With the systems already operating in child-care centers, what's to keep administrators from using them to give busy parents with older children a glimpse into K-12 classrooms, especially now that so many schools have sophisticated World Wide Web sites?

Ms. Martin said she has already received a few phone calls from public schools, but all of them are still exploring the possible ways such a program could be used in a public school setting.

Most observers suggest that this is not the kind of technology schools need.

"We're really into providing information to our parents, but we don't do things just for technology's sake. It has to have value," said Kent Keel, the director of information technology for the Kent, Wash., school district, where all of the 36 schools have Web sites.

Even Bright Start's Ms. Tubbergen said center operators need to "go in with their eyes open."

She noted that it may be easier to open a new center with the system already installed rather than to put one in an established business, where the teachers and the parents would have to agree to it.

Another downside, she said, is that pictures can be deceiving.

For example, a parent recently called Ms.

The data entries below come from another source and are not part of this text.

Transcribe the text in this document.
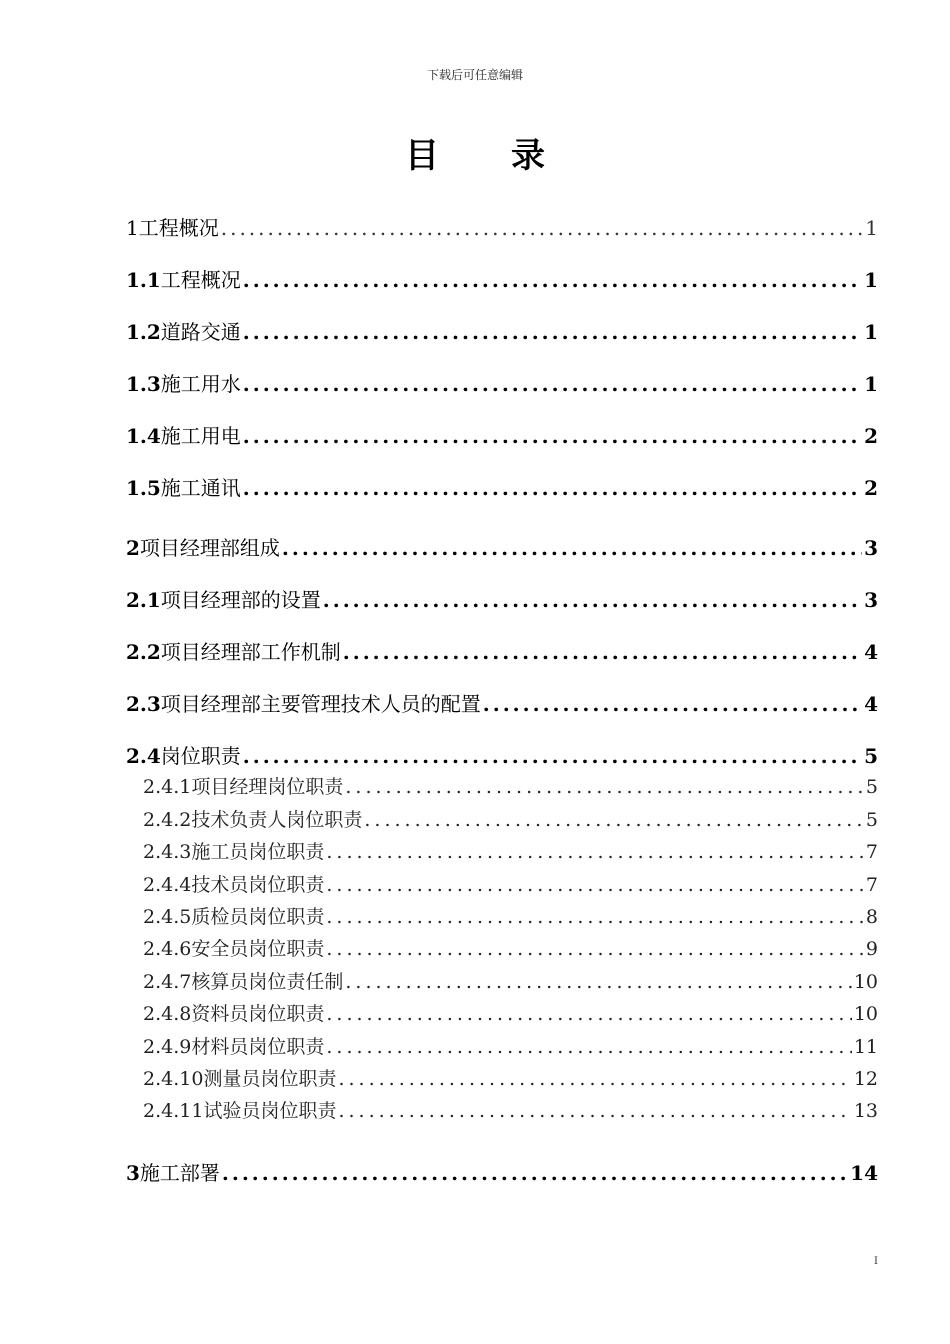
下载后可任意编辑
目 录
1 工程概况 .....	1
1.1 工程概况 .....	1
1.2 道路交通 .....	1
1.3 施工用水 .....	1
1.4 施工用电 .....	2
1.5 施工通讯 .....	2
2 项目经理部组成 .....	3
2.1 项目经理部的设置 .....	3
2.2 项目经理部工作机制 .....	4
2.3 项目经理部主要管理技术人员的配置 .....	4
2.4 岗位职责 .....	5
2.4.1 项目经理岗位职责 .....	5
2.4.2 技术负责人岗位职责 .....	5
2.4.3 施工员岗位职责 .....	7
2.4.4 技术员岗位职责 .....	7
2.4.5 质检员岗位职责 .....	8
2.4.6 安全员岗位职责 .....	9
2.4.7 核算员岗位责任制 .....	10
2.4.8 资料员岗位职责 .....	10
2.4.9 材料员岗位职责 .....	11
2.4.10 测量员岗位职责 .....	12
2.4.11 试验员岗位职责 .....	13
3 施工部署 .....	14
I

Tubbergen after checking the Web page several times and seeing someone she thought was her child in the "timeout" chair--a disciplinary measure for children who have been acting up. The mother wanted to know why her son had been there for so long. The truth was that her son had not been in timeout at all. A young visitor, who had shoes resembling her son's, was sitting in the corner observing the class.

"A picture doesn't lie," Ms. Tubbergen said, "but it also doesn't tell the whole story."